TURETTA, PROCESSO CONCLUSO: "E ORA VOLTIAMO PAGINA"
"Non esiste una giustizia capace di restituire ciò che è stato tolto, ma esiste la consapevolezza che la verità è stata riconosciuta e che le responsabilità sono state pienamente accertate". E' con queste parole che oggi Gino Cecchettin commenta, in una nota inviata alla stampa, la decisione della procura Generale di Venezia di rinunciare al ricorso in appello contro Filippo Turetta, di fatto chiudendo il processo nei confronti dell'assassino di Giulia Cecchettin, e rendendo definitiva la sua condanna all'ergastolo. "Verrebbe naturale pensare di continuare a pretendere giustizia, di cercare ulteriori riconoscimenti della crudeltà o dello stalking. Ma continuare a combattere quando la guerra è finita è, in fondo, un atto sterile.
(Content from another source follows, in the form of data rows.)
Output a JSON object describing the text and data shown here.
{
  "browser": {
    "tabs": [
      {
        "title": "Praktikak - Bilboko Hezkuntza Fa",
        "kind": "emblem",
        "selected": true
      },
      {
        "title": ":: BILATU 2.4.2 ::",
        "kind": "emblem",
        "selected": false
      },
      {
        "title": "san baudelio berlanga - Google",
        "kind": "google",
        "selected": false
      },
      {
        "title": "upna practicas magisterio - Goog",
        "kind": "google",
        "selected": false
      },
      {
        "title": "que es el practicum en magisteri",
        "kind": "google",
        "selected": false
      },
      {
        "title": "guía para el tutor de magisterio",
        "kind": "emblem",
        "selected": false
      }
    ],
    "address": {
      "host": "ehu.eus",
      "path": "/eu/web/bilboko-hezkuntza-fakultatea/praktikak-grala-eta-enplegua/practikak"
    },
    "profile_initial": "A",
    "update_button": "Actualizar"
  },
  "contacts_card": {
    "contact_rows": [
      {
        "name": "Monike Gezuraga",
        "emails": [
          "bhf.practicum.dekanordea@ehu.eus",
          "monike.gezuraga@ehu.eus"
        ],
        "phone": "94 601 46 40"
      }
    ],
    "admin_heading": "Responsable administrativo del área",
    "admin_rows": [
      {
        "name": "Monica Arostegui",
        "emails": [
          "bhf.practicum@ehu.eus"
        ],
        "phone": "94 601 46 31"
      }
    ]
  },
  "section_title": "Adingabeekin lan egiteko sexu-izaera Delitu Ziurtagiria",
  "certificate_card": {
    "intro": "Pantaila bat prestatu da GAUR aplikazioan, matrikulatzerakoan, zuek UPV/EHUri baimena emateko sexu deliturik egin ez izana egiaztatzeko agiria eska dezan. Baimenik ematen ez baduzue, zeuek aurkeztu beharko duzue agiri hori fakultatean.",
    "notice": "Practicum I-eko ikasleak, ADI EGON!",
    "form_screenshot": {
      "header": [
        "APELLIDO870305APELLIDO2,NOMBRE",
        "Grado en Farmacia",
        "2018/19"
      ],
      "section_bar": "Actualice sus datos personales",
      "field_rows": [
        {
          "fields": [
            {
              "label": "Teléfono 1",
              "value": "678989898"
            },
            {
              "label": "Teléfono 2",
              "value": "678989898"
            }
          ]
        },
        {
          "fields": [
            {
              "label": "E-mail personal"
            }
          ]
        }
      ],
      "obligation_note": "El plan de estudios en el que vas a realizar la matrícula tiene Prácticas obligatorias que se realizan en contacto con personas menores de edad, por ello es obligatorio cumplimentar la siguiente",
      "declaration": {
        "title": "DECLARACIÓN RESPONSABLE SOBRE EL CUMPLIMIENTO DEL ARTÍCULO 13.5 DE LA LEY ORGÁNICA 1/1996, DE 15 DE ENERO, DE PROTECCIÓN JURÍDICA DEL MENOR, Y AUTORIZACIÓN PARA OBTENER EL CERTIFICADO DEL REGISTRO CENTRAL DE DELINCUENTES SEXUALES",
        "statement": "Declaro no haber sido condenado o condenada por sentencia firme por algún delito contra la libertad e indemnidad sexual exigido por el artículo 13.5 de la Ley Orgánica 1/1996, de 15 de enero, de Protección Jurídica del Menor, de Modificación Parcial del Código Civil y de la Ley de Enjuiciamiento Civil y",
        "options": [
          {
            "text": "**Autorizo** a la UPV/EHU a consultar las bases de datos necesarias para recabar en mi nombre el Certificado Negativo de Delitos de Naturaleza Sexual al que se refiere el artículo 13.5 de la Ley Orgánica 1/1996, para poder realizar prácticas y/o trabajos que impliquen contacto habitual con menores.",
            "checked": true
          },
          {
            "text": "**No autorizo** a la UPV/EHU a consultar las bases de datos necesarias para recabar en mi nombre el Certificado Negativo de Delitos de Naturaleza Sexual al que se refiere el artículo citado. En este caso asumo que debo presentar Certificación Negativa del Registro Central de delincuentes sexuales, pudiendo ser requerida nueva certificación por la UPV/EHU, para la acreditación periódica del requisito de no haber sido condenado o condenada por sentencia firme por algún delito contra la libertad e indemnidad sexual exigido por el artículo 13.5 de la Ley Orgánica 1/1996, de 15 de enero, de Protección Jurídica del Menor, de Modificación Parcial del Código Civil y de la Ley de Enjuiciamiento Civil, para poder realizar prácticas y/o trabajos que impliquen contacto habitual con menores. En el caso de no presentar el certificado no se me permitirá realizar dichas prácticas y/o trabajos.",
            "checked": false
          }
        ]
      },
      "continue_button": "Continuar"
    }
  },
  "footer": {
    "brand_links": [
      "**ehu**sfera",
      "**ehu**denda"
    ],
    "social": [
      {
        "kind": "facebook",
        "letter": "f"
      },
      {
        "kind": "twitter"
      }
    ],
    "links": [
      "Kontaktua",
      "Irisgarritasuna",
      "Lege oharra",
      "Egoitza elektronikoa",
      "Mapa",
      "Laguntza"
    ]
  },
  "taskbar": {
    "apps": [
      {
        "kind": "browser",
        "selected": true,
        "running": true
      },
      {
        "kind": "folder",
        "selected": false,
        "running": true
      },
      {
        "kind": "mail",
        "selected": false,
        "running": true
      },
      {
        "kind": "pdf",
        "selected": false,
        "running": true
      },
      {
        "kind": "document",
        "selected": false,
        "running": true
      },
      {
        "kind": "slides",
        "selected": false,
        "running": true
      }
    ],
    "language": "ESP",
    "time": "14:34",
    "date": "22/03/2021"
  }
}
La consapevolezza che è il momento di fermarsi, invece, è un segno di pace interiore e di maturità, un passo che andrebbe compiuto più spesso". Filippo Turetta aveva rinunciato già il 10 ottobre scorso alla richiesta di appello, di fatto senza contestare l'omicidio volontario aggravato dalla premeditazione e dicendosi pentito e pronto a scontare il carcere a vita. IL 6 novembre, ad una settimana dall'appello in aula bunker, anche l'accusa ha deciso di fare lo stesso. Perché il ricorso sarebbe stato a quel punto solo simbolico: avrebbe provato a dichiarare Filippo colpevole anche delle aggravanti di stalking e crudeltà, un atto formale buono per i manuali di diritto, ma che non avrebbe cambiato nulla dal punto di vista della sua pena, e anzi avrebbe costretto Gino, i fratelli e la famiglia di Giulia a rivivere tutto ancora una volta.
Venerdì prossimo, giorno in cui era fissata l'udienza, gli avvocati si presenteranno comunque in aula bunker, davanti alla Corte d'assise d'Appello di Venezia, per formalizzare la loro rinuncia e chiudere il caso. "La giustizia ha il compito di accertare i fatti, non di placare il dolore", ha scritto Gino Cecchettin. Critico, contro la decisione della Procura, è stato invece lo zio materno di Giulia, Andrea Camerotto, che sui social si è sfogato contro una decisione ritenuta a più riprese vergognosa. "75 coltellate non sono crudeltà, e nessuno ora si prenderà la briga di dichiarare il contrario", ha scritto lo zio sui social, "Da famigliare e da cittadino mi sento tradito e umiliato, il mostro rimarrà mostro, ma vestito da bravo ragazzo". Una posizione che umanamente si può anche comprendere. Ma tutti, in fin dei conti, oggi tirano un sospiro di sollievo, per una vicenda che è davvero finita.